Beyond empirical issues there are problems associated with the normative aspects of Marsden's book. In the concluding chapter to The Soul of the American University, "Concluding Unscientific Postscript", Marsden goes all normative on us calling for and advocating a return of religion, and particularly Christianity, to the ivy covered groves of academe. Using postmodernism in the same way Mormon intellectuals do, Marsden takes a postmodernist approach arguing that if tolerance and diversity are truly central to the academic and intellectual enterprise religion too should be tolerated in a university environment that preaches the gospel of diversity.

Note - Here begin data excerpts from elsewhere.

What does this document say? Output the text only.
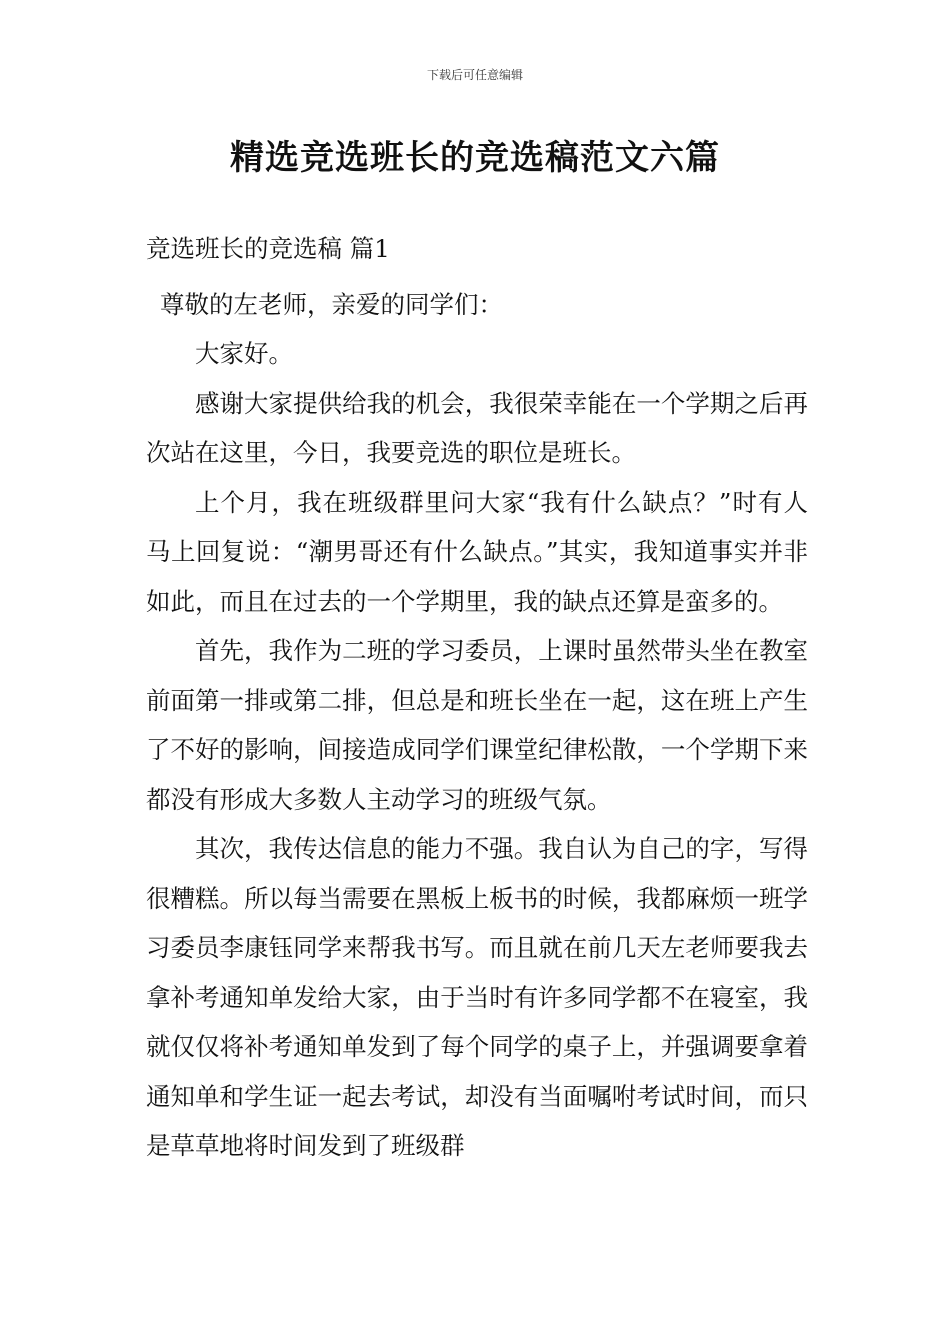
下载后可任意编辑
精选竞选班长的竞选稿范文六篇

竞选班长的竞选稿 篇1

尊敬的左老师，亲爱的同学们：

大家好。

感谢大家提供给我的机会，我很荣幸能在一个学期之后再次站在这里，今日，我要竞选的职位是班长。

上个月，我在班级群里问大家“我有什么缺点？”时有人马上回复说：“潮男哥还有什么缺点。”其实，我知道事实并非如此，而且在过去的一个学期里，我的缺点还算是蛮多的。

首先，我作为二班的学习委员，上课时虽然带头坐在教室前面第一排或第二排，但总是和班长坐在一起，这在班上产生了不好的影响，间接造成同学们课堂纪律松散，一个学期下来都没有形成大多数人主动学习的班级气氛。

其次，我传达信息的能力不强。我自认为自己的字，写得很糟糕。所以每当需要在黑板上板书的时候，我都麻烦一班学习委员李康钰同学来帮我书写。而且就在前几天左老师要我去拿补考通知单发给大家，由于当时有许多同学都不在寝室，我就仅仅将补考通知单发到了每个同学的桌子上，并强调要拿着通知单和学生证一起去考试，却没有当面嘱咐考试时间，而只是草草地将时间发到了班级群
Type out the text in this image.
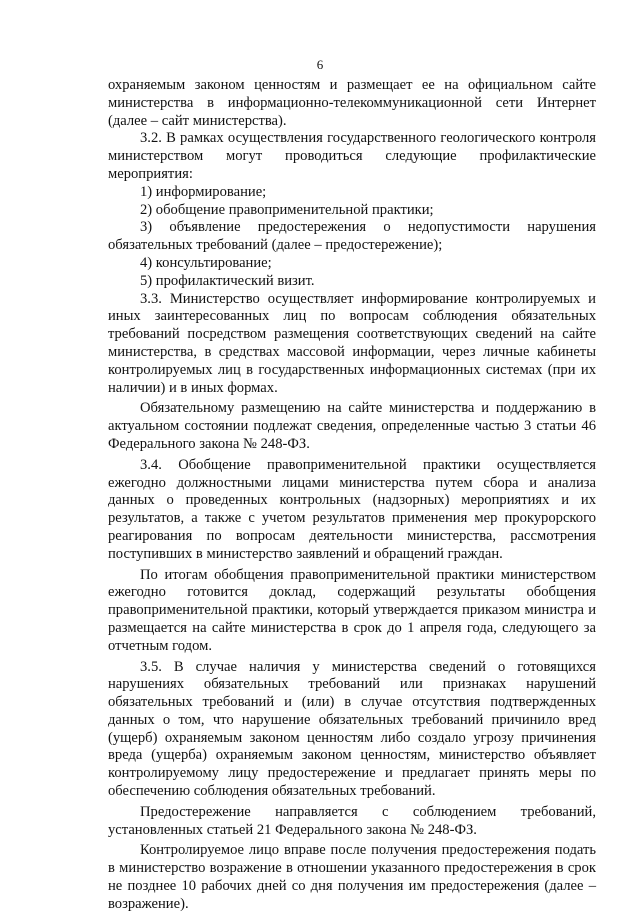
6

охраняемым законом ценностям и размещает ее на официальном сайте министерства в информационно-телекоммуникационной сети Интернет (далее – сайт министерства).

3.2. В рамках осуществления государственного геологического контроля министерством могут проводиться следующие профилактические мероприятия:

1) информирование;

2) обобщение правоприменительной практики;

3) объявление предостережения о недопустимости нарушения обязательных требований (далее – предостережение);

4) консультирование;

5) профилактический визит.

3.3. Министерство осуществляет информирование контролируемых и иных заинтересованных лиц по вопросам соблюдения обязательных требований посредством размещения соответствующих сведений на сайте министерства, в средствах массовой информации, через личные кабинеты контролируемых лиц в государственных информационных системах (при их наличии) и в иных формах.

Обязательному размещению на сайте министерства и поддержанию в актуальном состоянии подлежат сведения, определенные частью 3 статьи 46 Федерального закона № 248-ФЗ.

3.4. Обобщение правоприменительной практики осуществляется ежегодно должностными лицами министерства путем сбора и анализа данных о проведенных контрольных (надзорных) мероприятиях и их результатов, а также с учетом результатов применения мер прокурорского реагирования по вопросам деятельности министерства, рассмотрения поступивших в министерство заявлений и обращений граждан.

По итогам обобщения правоприменительной практики министерством ежегодно готовится доклад, содержащий результаты обобщения правоприменительной практики, который утверждается приказом министра и размещается на сайте министерства в срок до 1 апреля года, следующего за отчетным годом.

3.5. В случае наличия у министерства сведений о готовящихся нарушениях обязательных требований или признаках нарушений обязательных требований и (или) в случае отсутствия подтвержденных данных о том, что нарушение обязательных требований причинило вред (ущерб) охраняемым законом ценностям либо создало угрозу причинения вреда (ущерба) охраняемым законом ценностям, министерство объявляет контролируемому лицу предостережение и предлагает принять меры по обеспечению соблюдения обязательных требований.

Предостережение направляется с соблюдением требований, установленных статьей 21 Федерального закона № 248-ФЗ.

Контролируемое лицо вправе после получения предостережения подать в министерство возражение в отношении указанного предостережения в срок не позднее 10 рабочих дней со дня получения им предостережения (далее – возражение).
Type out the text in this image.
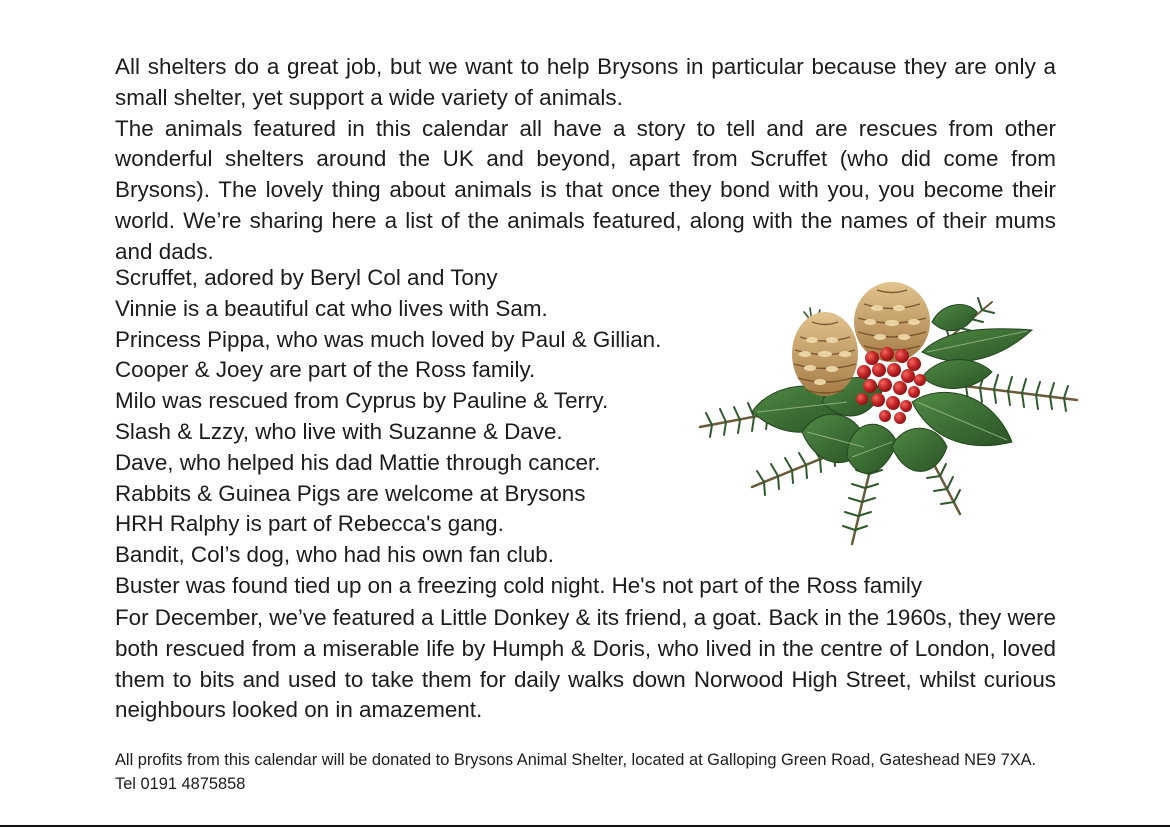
All shelters do a great job, but we want to help Brysons in particular because they are only a small shelter, yet support a wide variety of animals.

The animals featured in this calendar all have a story to tell and are rescues from other wonderful shelters around the UK and beyond, apart from Scruffet (who did come from Brysons). The lovely thing about animals is that once they bond with you, you become their world. We’re sharing here a list of the animals featured, along with the names of their mums and dads.

Scruffet, adored by Beryl Col and Tony
Vinnie is a beautiful cat who lives with Sam.
Princess Pippa, who was much loved by Paul & Gillian.
Cooper & Joey are part of the Ross family.
Milo was rescued from Cyprus by Pauline & Terry.
Slash & Lzzy, who live with Suzanne & Dave.
Dave, who helped his dad Mattie through cancer.
Rabbits & Guinea Pigs are welcome at Brysons
HRH Ralphy is part of Rebecca's gang.
Bandit, Col’s dog, who had his own fan club.
Buster was found tied up on a freezing cold night. He's not part of the Ross family

For December, we’ve featured a Little Donkey & its friend, a goat. Back in the 1960s, they were both rescued from a miserable life by Humph & Doris, who lived in the centre of London, loved them to bits and used to take them for daily walks down Norwood High Street, whilst curious neighbours looked on in amazement.

All profits from this calendar will be donated to Brysons Animal Shelter, located at Galloping Green Road, Gateshead NE9 7XA. Tel 0191 4875858
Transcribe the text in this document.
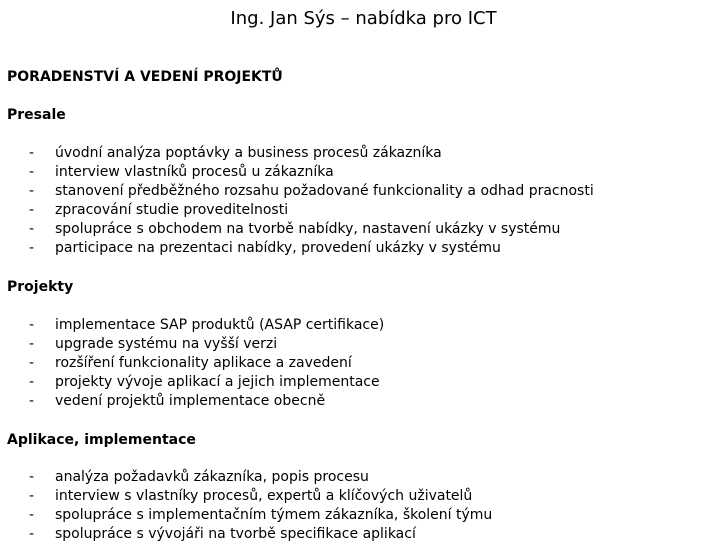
Ing. Jan Sýs – nabídka pro ICT
PORADENSTVÍ A VEDENÍ PROJEKTŮ
Presale
- úvodní analýza poptávky a business procesů zákazníka
- interview vlastníků procesů u zákazníka
- stanovení předběžného rozsahu požadované funkcionality a odhad pracnosti
- zpracování studie proveditelnosti
- spolupráce s obchodem na tvorbě nabídky, nastavení ukázky v systému
- participace na prezentaci nabídky, provedení ukázky v systému
Projekty
- implementace SAP produktů (ASAP certifikace)
- upgrade systému na vyšší verzi
- rozšíření funkcionality aplikace a zavedení
- projekty vývoje aplikací a jejich implementace
- vedení projektů implementace obecně
Aplikace, implementace
- analýza požadavků zákazníka, popis procesu
- interview s vlastníky procesů, expertů a klíčových uživatelů
- spolupráce s implementačním týmem zákazníka, školení týmu
- spolupráce s vývojáři na tvorbě specifikace aplikací
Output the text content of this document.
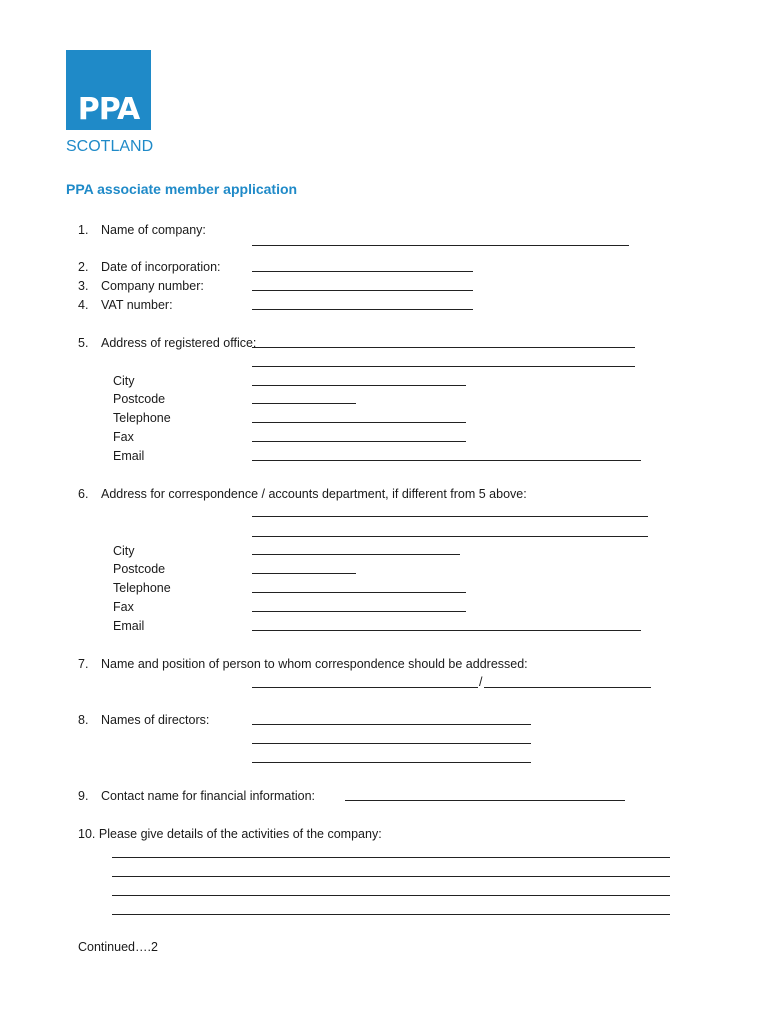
PPA
SCOTLAND
PPA associate member application
1. Name of company:
2. Date of incorporation:
3. Company number:
4. VAT number:
5. Address of registered office:
City
Postcode
Telephone
Fax
Email
6. Address for correspondence / accounts department, if different from 5 above:
City
Postcode
Telephone
Fax
Email
7. Name and position of person to whom correspondence should be addressed:
/
8. Names of directors:
9. Contact name for financial information:
10. Please give details of the activities of the company:
Continued….2
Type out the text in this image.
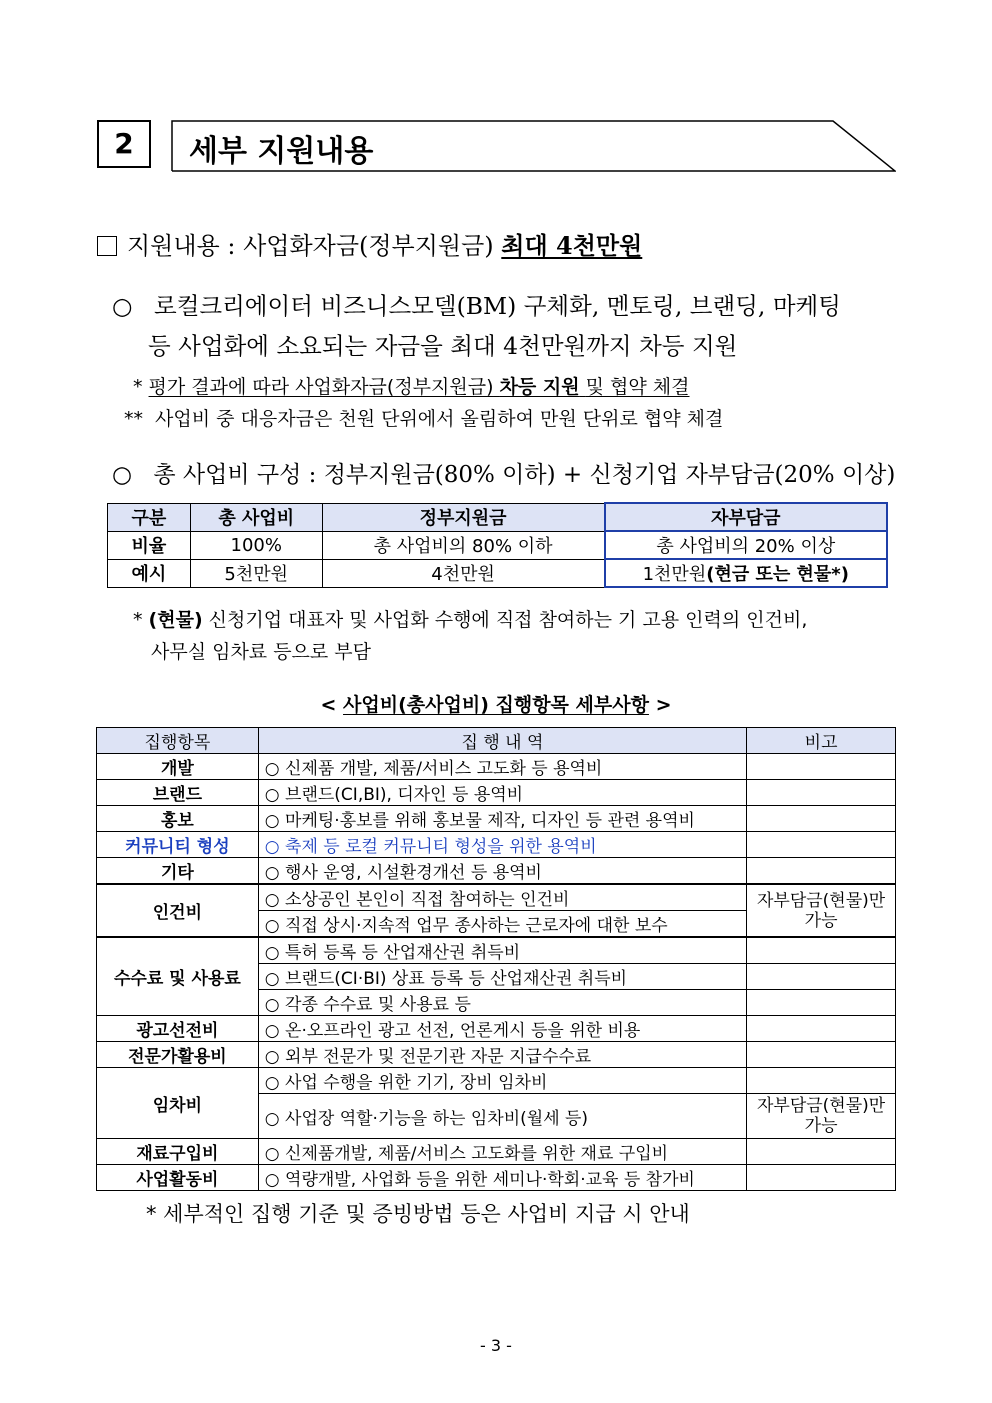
2	세부 지원내용
지원내용 : 사업화자금(정부지원금) 최대 4천만원
○ 로컬크리에이터 비즈니스모델(BM) 구체화, 멘토링, 브랜딩, 마케팅
등 사업화에 소요되는 자금을 최대 4천만원까지 차등 지원
* 평가 결과에 따라 사업화자금(정부지원금) 차등 지원 및 협약 체결
** 사업비 중 대응자금은 천원 단위에서 올림하여 만원 단위로 협약 체결
○ 총 사업비 구성 : 정부지원금(80% 이하) + 신청기업 자부담금(20% 이상)
구분	총 사업비	정부지원금	자부담금
비율	100%	총 사업비의 80% 이하	총 사업비의 20% 이상
예시	5천만원	4천만원	1천만원(현금 또는 현물*)
* (현물) 신청기업 대표자 및 사업화 수행에 직접 참여하는 기 고용 인력의 인건비,
사무실 임차료 등으로 부담
< 사업비(총사업비) 집행항목 세부사항 >
집행항목	집 행 내 역	비고
개발	○ 신제품 개발, 제품/서비스 고도화 등 용역비	
브랜드	○ 브랜드(CI,BI), 디자인 등 용역비	
홍보	○ 마케팅·홍보를 위해 홍보물 제작, 디자인 등 관련 용역비	
커뮤니티 형성	○ 축제 등 로컬 커뮤니티 형성을 위한 용역비	
기타	○ 행사 운영, 시설환경개선 등 용역비	
인건비	○ 소상공인 본인이 직접 참여하는 인건비	자부담금(현물)만 가능
	○ 직접 상시·지속적 업무 종사하는 근로자에 대한 보수	
수수료 및 사용료	○ 특허 등록 등 산업재산권 취득비	
	○ 브랜드(CI·BI) 상표 등록 등 산업재산권 취득비	
	○ 각종 수수료 및 사용료 등	
광고선전비	○ 온·오프라인 광고 선전, 언론게시 등을 위한 비용	
전문가활용비	○ 외부 전문가 및 전문기관 자문 지급수수료	
임차비	○ 사업 수행을 위한 기기, 장비 임차비	
	○ 사업장 역할·기능을 하는 임차비(월세 등)	자부담금(현물)만 가능
재료구입비	○ 신제품개발, 제품/서비스 고도화를 위한 재료 구입비	
사업활동비	○ 역량개발, 사업화 등을 위한 세미나·학회·교육 등 참가비	
* 세부적인 집행 기준 및 증빙방법 등은 사업비 지급 시 안내
- 3 -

There are, of course, several problems with such an argument. In an age where the Bircher/Dixiecrat anti-intellectual and inquisitional variety of Protestantism in both its religious and "secular" form has taken over the Republican Party should universities, with their emphasis on facts and valid approaches to empirical facts (economic, political, cultural, geographic, and demographic methods and strategies), allow such hate filled paranoid and conspiracy driven perversions of reality to enter the academic playing field? Should those intolerant of any views other than their own and who have made demonic inquisition central to their ideologies and practises be allowed into the halls of academe? Marsden implies they shouldn't arguing instead for the creation of Habermasian like boards of experts who adjudicate what varieties of religion are acceptable on college campuses along with the need for religious groups themselves to agree to certain broad rules of the academic game. Marsden, in other words, accepts that universities should and must have standards and those that violate such standards should not gain admission into university halls. Moreover, as Marsden notes, religious organisations are already present on university campuses. University campuses are full of religious oriented groups that students can join and find community and friendship at if they so wish (see, for example, Conrad Cherry, Betty DeBerg, and Amanda Porterfield, Religion on Campus, 2001). I, for instance, used to go to Hillel periodically when I was a student though less for religious reasons than for community and friendship. If students are not availing themselves of such opportunities is that the fault of "secular" universities or, for example, the fact that many of these religious groups are intolerant of and inquisitorial towards a number of empirically grounded political, economic, and cultural ideologies? Finally, one can and should question whether corporations, like universities, are "persons" with souls.

Now don't get me wrong, I quite like the structure of the University of Toronto, where I was admitted, with its three postgraduate theological colleges and its three religious based federated religious colleges that are part of the public University of Toronto (Canada has taken a different approach to the separation of religion and state than the US). I wouldn't mind if this structure was replicated in the United States and Marsden notes that there were attempts to replicate the Canadian model in the US and that they had limited long term success. It must be remembered, however, that the history of English Canada is different from that of the US and this is one reason religious colleges are affiliated with or federated with public and private universities in Canada. It also must be remembered that a "secular" curriculum is at the core of the federated colleges at the UofT--and should also be if the Canadian system is copied in the US, on the primary, secondary, or higher education level--and that, as D.S. Masters noted in his book on Protestant church colleges in Canada, such federation and affiliation played a major role in "secularising" church colleges in Canada. In Marsden's terms, I suppose, this brings us back to square one once again where we don't seem to be able to pass go. It brings us back to square one for when change occurs, as it, historically speaking, always does, religion adapts to this change and adopts aspects of these changes as both the history of Protestant liberalism and Protestant reactionism well show.